Universities seem to be taking an even higher road by collating all of the readings that are necessary for their modules or degree courses: compiling them together, photocopying them in mass, binding them and offering them to students for a greatly reduced price.

Last year, the 09/10 academic year, I cut my numbers down from a total of 18 books to a combined 3 reading packs with all the appropriate chapters binded bound together, plus an extra 2 books which were needed for a wild module. I saved around £85 ($115) at a time where money was tight.

In short, it really pays to shop around. Just because your student loan hasn't come through yet doesn't mean you can't start looking.

  • Check Amazon and other major online bookshops for the textbooks you need.
  • Avoid getting e-books or Kindle/iPad compatible books, because though they're great for reading fiction, you will really need something physical in your hand to make notes on and reference to quickly.
  • If your academic department offers them, buy the designated course reading pack.

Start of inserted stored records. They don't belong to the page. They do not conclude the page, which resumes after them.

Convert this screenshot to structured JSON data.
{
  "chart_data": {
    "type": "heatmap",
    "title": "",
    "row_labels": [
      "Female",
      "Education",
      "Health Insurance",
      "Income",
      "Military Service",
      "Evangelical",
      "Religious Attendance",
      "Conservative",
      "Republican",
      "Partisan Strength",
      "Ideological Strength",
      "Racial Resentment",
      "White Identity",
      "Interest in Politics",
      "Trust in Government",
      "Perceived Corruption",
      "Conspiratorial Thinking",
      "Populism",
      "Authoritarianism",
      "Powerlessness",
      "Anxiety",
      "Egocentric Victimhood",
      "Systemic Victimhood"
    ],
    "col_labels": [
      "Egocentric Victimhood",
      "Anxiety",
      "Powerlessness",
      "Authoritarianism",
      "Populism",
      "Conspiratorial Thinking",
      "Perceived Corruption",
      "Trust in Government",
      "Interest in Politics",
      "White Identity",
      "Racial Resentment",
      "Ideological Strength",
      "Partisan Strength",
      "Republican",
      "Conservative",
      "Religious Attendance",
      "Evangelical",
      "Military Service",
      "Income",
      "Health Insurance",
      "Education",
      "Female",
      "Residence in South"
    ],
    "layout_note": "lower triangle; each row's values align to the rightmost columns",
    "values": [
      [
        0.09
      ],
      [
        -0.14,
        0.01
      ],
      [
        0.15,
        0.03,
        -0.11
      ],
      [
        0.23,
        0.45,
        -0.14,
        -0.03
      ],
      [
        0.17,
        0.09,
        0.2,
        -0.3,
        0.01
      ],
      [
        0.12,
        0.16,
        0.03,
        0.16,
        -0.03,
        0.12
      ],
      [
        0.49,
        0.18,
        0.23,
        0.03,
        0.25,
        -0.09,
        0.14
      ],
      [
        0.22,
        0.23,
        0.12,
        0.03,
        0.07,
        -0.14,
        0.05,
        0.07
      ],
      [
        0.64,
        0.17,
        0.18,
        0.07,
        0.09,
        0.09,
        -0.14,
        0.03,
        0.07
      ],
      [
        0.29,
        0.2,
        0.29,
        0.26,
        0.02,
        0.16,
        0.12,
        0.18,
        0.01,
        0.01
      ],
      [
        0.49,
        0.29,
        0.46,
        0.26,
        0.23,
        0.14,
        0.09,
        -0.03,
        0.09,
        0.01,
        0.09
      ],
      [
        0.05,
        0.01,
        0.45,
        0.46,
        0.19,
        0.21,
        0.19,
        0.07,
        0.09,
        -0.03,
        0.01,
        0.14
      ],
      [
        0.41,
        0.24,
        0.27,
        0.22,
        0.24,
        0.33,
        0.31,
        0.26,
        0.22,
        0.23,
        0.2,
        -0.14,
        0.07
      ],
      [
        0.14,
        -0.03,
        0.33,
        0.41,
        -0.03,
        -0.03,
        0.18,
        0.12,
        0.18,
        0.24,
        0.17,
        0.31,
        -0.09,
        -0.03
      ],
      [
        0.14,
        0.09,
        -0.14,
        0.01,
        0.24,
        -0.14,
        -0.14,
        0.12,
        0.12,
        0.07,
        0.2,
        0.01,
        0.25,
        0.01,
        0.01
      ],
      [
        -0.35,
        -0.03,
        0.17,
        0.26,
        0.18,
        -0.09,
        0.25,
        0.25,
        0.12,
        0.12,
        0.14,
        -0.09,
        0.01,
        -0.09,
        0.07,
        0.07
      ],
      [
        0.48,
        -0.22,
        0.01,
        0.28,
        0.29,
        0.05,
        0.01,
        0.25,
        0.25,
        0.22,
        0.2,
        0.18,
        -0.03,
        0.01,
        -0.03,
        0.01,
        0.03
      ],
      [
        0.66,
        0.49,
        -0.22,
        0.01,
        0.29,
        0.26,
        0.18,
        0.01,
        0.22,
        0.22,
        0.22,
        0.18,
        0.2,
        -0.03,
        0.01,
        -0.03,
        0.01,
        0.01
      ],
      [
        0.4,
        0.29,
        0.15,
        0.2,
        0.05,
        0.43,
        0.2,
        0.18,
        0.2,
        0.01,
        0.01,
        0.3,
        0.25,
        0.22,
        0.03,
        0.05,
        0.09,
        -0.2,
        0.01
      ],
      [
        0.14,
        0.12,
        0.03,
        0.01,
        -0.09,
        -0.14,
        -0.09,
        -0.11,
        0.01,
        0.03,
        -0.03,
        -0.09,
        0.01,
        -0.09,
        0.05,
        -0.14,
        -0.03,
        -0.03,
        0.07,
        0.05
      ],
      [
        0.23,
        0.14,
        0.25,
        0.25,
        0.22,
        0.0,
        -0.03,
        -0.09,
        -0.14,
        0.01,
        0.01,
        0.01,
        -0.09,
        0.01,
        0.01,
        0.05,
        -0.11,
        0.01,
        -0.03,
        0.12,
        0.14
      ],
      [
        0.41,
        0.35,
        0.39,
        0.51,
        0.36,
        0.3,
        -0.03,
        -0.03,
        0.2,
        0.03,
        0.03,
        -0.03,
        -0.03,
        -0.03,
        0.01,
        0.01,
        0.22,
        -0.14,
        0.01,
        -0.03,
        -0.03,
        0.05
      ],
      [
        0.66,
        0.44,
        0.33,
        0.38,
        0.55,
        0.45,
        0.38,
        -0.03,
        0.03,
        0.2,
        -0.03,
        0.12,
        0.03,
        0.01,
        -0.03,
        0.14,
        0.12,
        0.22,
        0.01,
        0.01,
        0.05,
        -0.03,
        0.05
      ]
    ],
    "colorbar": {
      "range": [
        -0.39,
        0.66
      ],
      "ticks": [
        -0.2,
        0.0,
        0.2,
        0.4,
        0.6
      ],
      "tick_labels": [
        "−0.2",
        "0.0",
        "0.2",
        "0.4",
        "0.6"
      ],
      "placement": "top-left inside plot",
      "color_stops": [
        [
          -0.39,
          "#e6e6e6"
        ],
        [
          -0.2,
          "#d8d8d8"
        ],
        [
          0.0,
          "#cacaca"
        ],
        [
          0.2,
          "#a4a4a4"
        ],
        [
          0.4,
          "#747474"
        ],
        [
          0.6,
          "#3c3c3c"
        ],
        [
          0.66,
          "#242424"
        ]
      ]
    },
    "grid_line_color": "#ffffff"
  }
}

It'll have all the reading you need, and it'll save you a tonne of money in the long run.
  • Only resort to your campus bookshop if you need a certain textbook immediately. But if you get in there before the rush, you'll save money overall.

And no matter how tempting it may be to burn your books at the end of the year, in some kind of ritualistic releasing of the academic demons, don't. You'll never know when you'll need them again, and it occasionally sparks an international diplomatic outrage.